Tout ceci démontre le potentiel des biopsies dans le CHC. Un matériel sous-estimé, sous utilisé et qui manque trop souvent sur le plan clinique et sur le plan de la recherche. En effet, dans les autres types de cancer notamment le cancer du sein, les biopsies sont restées un standard et se sont avérées des outils formidables pour des découvertes importantes sur le plan de la recherche fondamentale, translationnelle et clinique. Elles sont aussi utilisées pour une application théranostique.
Faut-il de nouveaux préconiser la réalisation de biopsies diagnostiques systématiques pour les CHC, dans un contexte de risque maitrisé ? Est-ce que ce retour en arrière, ne nous permettrait pas d’aller plus loin dans le traitement de ce cancer ?

Références

  1. Villanueva, A. (2019). Hepatocellular Carcinoma. N. Engl. J. Med. 380, 1450–1462.
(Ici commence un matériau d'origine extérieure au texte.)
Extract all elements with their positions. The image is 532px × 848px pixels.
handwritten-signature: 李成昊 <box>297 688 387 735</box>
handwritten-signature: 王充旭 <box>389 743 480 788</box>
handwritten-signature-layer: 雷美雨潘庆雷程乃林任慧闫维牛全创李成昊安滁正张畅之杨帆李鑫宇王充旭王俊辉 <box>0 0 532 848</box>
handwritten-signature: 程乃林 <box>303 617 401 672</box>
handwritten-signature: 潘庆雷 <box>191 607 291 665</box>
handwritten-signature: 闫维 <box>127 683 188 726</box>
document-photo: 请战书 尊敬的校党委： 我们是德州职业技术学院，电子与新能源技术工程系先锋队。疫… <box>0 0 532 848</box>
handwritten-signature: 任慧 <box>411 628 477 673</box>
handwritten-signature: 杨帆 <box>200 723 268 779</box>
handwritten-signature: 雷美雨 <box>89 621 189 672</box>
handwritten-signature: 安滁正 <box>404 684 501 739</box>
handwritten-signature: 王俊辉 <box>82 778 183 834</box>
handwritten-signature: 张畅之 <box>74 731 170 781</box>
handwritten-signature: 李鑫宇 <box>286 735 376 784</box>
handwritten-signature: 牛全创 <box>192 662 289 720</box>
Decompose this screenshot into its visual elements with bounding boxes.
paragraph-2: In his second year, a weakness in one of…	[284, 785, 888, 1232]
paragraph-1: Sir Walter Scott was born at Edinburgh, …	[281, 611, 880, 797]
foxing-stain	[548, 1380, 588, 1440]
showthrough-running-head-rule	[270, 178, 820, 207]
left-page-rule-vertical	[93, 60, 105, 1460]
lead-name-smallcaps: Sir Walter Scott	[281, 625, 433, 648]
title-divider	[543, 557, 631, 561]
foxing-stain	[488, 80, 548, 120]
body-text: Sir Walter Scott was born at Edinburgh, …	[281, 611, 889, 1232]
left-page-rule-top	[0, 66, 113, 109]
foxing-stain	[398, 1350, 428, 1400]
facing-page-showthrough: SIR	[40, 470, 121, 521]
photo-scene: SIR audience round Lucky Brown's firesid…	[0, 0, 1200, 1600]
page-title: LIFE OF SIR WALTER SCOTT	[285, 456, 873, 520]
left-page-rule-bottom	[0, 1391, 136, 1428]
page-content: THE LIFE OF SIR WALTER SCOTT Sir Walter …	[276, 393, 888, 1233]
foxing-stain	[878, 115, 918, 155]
  2. Di Tommaso, L., Spadaccini, M., Donadon, M., Personeni, N., Elamin, A., Aghemo, A., and Lleo, A. (2019). Role of liver biopsy in hepatocellular carcinoma. World J. Gastroenterol. 25, 6041–6052.
  3. Wu, X., Li, J., Gassa, A., Buchner, D., Alakus, H., Dong, Q., Ren, N., Liu, M., Odenthal, M., Stippel, D., et al. (2020). Circulating tumor DNA as an emerging liquid biopsy biomarker for early diagnosis and therapeutic monitoring in hepatocellular carcinoma. Int. J. Biol. Sci. 16, 1551–1562.
  4. Rebouissou, S., Nault, J.-C. (2020). Advances in molecular classification and precision oncology in hepatocellular carcinoma. J. Hepatol. 72, 215–229.
  5. Rastogi, A. (2018). Changing role of histopathology in the diagnosis and management of hepatocellular carcinoma. World
    J. Gastroenterol. 24, 4000–4013.